Abstract
Invariance of learned representations of neural networks against certain sensitive attributes of the input data is a desirable trait in many modern-day applications of machine learning, such as precision measurements in experimental high-energy physics. We propose to use the ability of variational autoencoders to learn a disentangled latent representation to achieve the desired invariance condition. The resulting latent representation may be used for arbitrary downstream tasks without exploitation of the protected variable. We demonstrate the effectiveness of the proposed technique on a representative study of rare $B$ decays at the Belle II experiment.
Introduction
In searches for new physics in high-energy physics, experimental analyses are primarily concerned with physical processes which are rare or hypothesized. To claim a statistically significant discovery or exclusion of new physics when studying such decays, it is necessary to maintain an appropriate signal to noise ratio. However, the na\"ive application of standard classification methods is liable to raise poorly understood systematic effects and ultimately degrade the significance of the final measurement.
To understand the origin of these systematic effects, we note that there are certain protected variables in experimental analyses which should remain unbiased by the analysis procedure. Variables used to parameterize proposed models of new physics and variables used to model background contributions to the total measured event yield fall into this category. Systems responsible for separating signal from background events achieve this by sampling events with signal-like characteristics from all candidate events. If this procedure introduces sampling bias into the distribution of protected variables, this introduces systematic effects into the analysis which are difficult to characterize. Ultimately, we would like to build a classifier that makes decisions independently of certain physically important observables - such that the original distribution of these observables is preserved for any subsample of the data. This problem is commonly referred to as classifier "decorrelation" with respect to the observables of interest.
We address this task as an optimization problem of finding a representation of the observed data that is invariant to the given protected quantities. This representation should satisfy two competing criteria. Firstly, it should contain all relevant information about the data so that it may be used as a proxy for arbitrary downstream tasks, such as inference of unobserved quantities or prediction of target variables. Secondly, it should not be informative of the given protected quantities, so that downstream tasks are not influenced by these variables. If the protected quantities to be censored from the intermediate representation contain information that can improve the performance of the downstream task, it is likely that removing this information will adversely affect this task. The challenge lies in balancing both objectives without significantly compromising either requirement.

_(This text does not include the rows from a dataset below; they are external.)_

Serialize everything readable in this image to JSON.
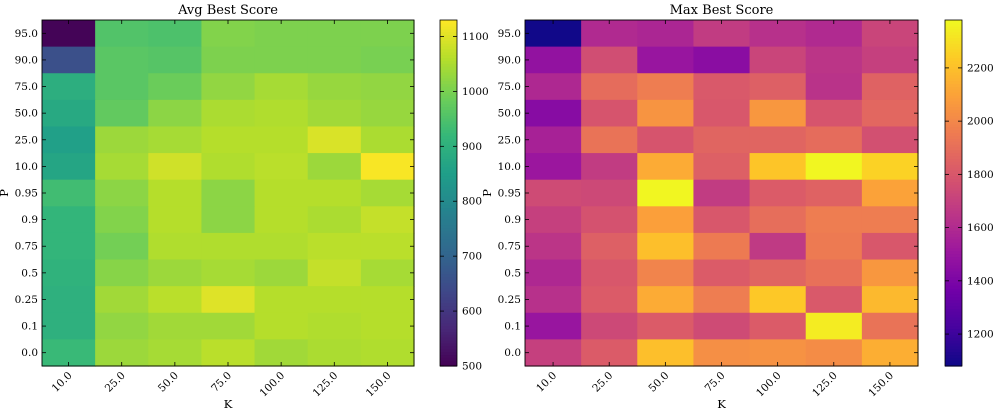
{
  "chart_data": [
    {
      "type": "heatmap",
      "title": "Avg Best Score",
      "xlabel": "K",
      "ylabel": "P",
      "x": [
        "10.0",
        "25.0",
        "50.0",
        "75.0",
        "100.0",
        "125.0",
        "150.0"
      ],
      "y": [
        "95.0",
        "90.0",
        "75.0",
        "50.0",
        "25.0",
        "10.0",
        "0.95",
        "0.9",
        "0.75",
        "0.5",
        "0.25",
        "0.1",
        "0.0"
      ],
      "colormap": "viridis",
      "clim": [
        500,
        1130
      ],
      "colorbar_ticks": [
        "500",
        "600",
        "700",
        "800",
        "900",
        "1000",
        "1100"
      ],
      "values": [
        [
          505,
          955,
          950,
          1010,
          1005,
          1005,
          1005
        ],
        [
          655,
          965,
          960,
          1005,
          1005,
          1005,
          1000
        ],
        [
          895,
          965,
          985,
          1025,
          1045,
          1030,
          1025
        ],
        [
          880,
          975,
          1020,
          1050,
          1055,
          1040,
          1030
        ],
        [
          855,
          1035,
          1045,
          1060,
          1060,
          1095,
          1050
        ],
        [
          870,
          1045,
          1085,
          1055,
          1065,
          1035,
          1125
        ],
        [
          935,
          1020,
          1060,
          1020,
          1060,
          1060,
          1045
        ],
        [
          915,
          1010,
          1060,
          1020,
          1060,
          1050,
          1075
        ],
        [
          915,
          995,
          1055,
          1055,
          1055,
          1065,
          1065
        ],
        [
          905,
          1015,
          1035,
          1045,
          1035,
          1075,
          1045
        ],
        [
          900,
          1040,
          1065,
          1100,
          1060,
          1060,
          1060
        ],
        [
          900,
          1025,
          1040,
          1040,
          1060,
          1055,
          1060
        ],
        [
          925,
          1035,
          1045,
          1065,
          1040,
          1050,
          1055
        ]
      ]
    },
    {
      "type": "heatmap",
      "title": "Max Best Score",
      "xlabel": "K",
      "ylabel": "P",
      "x": [
        "10.0",
        "25.0",
        "50.0",
        "75.0",
        "100.0",
        "125.0",
        "150.0"
      ],
      "y": [
        "95.0",
        "90.0",
        "75.0",
        "50.0",
        "25.0",
        "10.0",
        "0.95",
        "0.9",
        "0.75",
        "0.5",
        "0.25",
        "0.1",
        "0.0"
      ],
      "colormap": "plasma",
      "clim": [
        1080,
        2380
      ],
      "colorbar_ticks": [
        "1200",
        "1400",
        "1600",
        "1800",
        "2000",
        "2200"
      ],
      "values": [
        [
          1090,
          1600,
          1580,
          1680,
          1630,
          1600,
          1720
        ],
        [
          1480,
          1760,
          1500,
          1450,
          1720,
          1650,
          1700
        ],
        [
          1590,
          1890,
          1960,
          1810,
          1840,
          1640,
          1850
        ],
        [
          1440,
          1790,
          2050,
          1800,
          2060,
          1790,
          1870
        ],
        [
          1560,
          1920,
          1790,
          1860,
          1860,
          1890,
          1770
        ],
        [
          1510,
          1680,
          2130,
          1840,
          2220,
          2370,
          2260
        ],
        [
          1750,
          1740,
          2370,
          1680,
          1820,
          1850,
          2100
        ],
        [
          1700,
          1780,
          2090,
          1800,
          1900,
          1960,
          1960
        ],
        [
          1650,
          1840,
          2200,
          1950,
          1670,
          1950,
          1800
        ],
        [
          1590,
          1800,
          1990,
          1820,
          1860,
          1910,
          2060
        ],
        [
          1630,
          1820,
          2130,
          1960,
          2230,
          1810,
          2180
        ],
        [
          1500,
          1740,
          1820,
          1750,
          1820,
          2340,
          1920
        ],
        [
          1700,
          1820,
          2200,
          2030,
          2040,
          2020,
          2140
        ]
      ]
    }
  ]
}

This work approaches the problem from a latent variable model perspective, in which additional unobserved variables are introduced which explain the interaction between different attributes of the observed data. These latent variables can be interpreted as a more fundamental, lower-dimensional representation of the original high-dimensional unstructured data. By appropriately constraining the structure of this latent space, we demonstrate we can isolate the influence of the protected variables into a latent subspace. This allows downstream tasks to only access a relevant subset of the learned representation without being influenced by protected attributes of the original data.